Рыцарь был мирской и ехал из столицы Мира – Блангорры. Доспехи его еще покрыты пылью и кровью, вынесенными с ристалищ турнира. Турнира, который он должен был выиграть. Турнира, в котором ему уже не один год не было равных. Пока не появился этот чужак.

Горькие мысли будоражили кровь, не давая сомкнуть глаз. Как они посмели, как допустили неизвестного рыцаря к турниру??? Явился весь в пыли и выкликнул его, именно его на поединок. Это его-то, рыцаря Райдера фон Изма, который слыл одним из лучших в клане пастырей! Да он был приближенным к самому Магистру! И, наконец, ему за подвиги ратные Прим пожаловал из своего табуна Белокрыла, и сама правительница вплела в гриву единорога золотые нити, и надела на рог его узду. Он был сильнейшим, любимейшим был. Это ему в прошлогоднем турнире пожаловала свой платок сама Прима. А этот, явился, рыцарь – без роду, без племени. Ни тебе пажей, ни оруженосцев… Да у него даже герба на плаще не было!!! Только потемневшие серебряные шпоры выдавали в неизвестном рыцаря. Да астрономы своим чутьем могли кровь его распознать, что пастырь это. Спрятался в доспехи, как улитка, поглядывает, знай себе. Трибуны заволновались, поползли шепотки. Народ любит таких выскочек, каждому кажется, что и он так сможет. Многие потом будут грезить, и видеть сны, как сами на ристалище стоят и ждут, молча, спокойно, только резвый конь нетерпеливо бьет копытом и роет песок, да позвякивают какие-то металлические части в упряжи. Фон Изм стоял и слышал, как по трибунам говорили, что он, наверное, струсил, коли молчит, боится проиграть неизвестному… А рыцарь разве может биться с неизвестным противником? А ну как за забралом свободнокровка окажется – и где после этого рыцарская честь? Да нет же, принудили, почти силком заставили.

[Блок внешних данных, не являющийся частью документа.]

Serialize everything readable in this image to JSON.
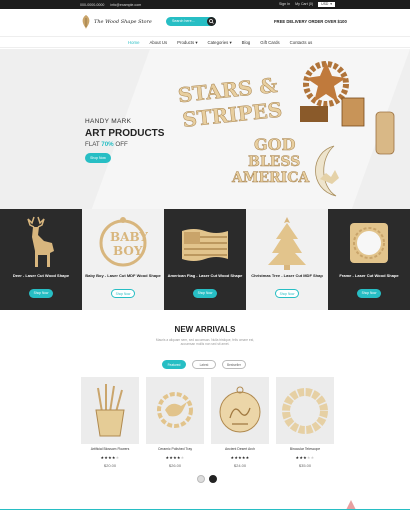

На ристалище выехали Райдер фон Изм и неизвестный. Неудачи преследовали Райдера в этот день. Копье после первого же удара погнулось, а потом и древко сломалось. Меч, который не раз выручал его в сражениях, раскололся пополам после первого удара. Да что там говорить, у рыцаря самого руки не поднимались, бил вполсилы. «Колдовство, не иначе», – мелькало в мыслях, пока шел бой. Изменить ход боя он был не властен. И проиграл, и по правилам поединка пришлось отдавать награды, которые он заработал, участвуя во всех битвах и турнирах, на которые смог попасть. Да это было бы полбеды – быть побежденным в честном бою на турнире – не так уж и зазорно, да и наград не жаль – новые заработает или купит. Самое страшное случилось, когда трибуны, а вслед за ними Примы потребовали, чтобы неизвестный открыл лицо. Народ желал лицезреть, узнать имя нового победителя. Победитель ненадолго задумался. Тишина стояла на ристалище такая, что слышался только шум хлопающих на ветру флагов, да ржанье жеребцов, еще охваченных пылом схватки. А потом неизвестный снял шлем. И рыцарь увидел безусое юное лицо, рыжие кудри – такие знакомые. И лицо, лицо своего младшего брата, которого он не видел уже лет 15.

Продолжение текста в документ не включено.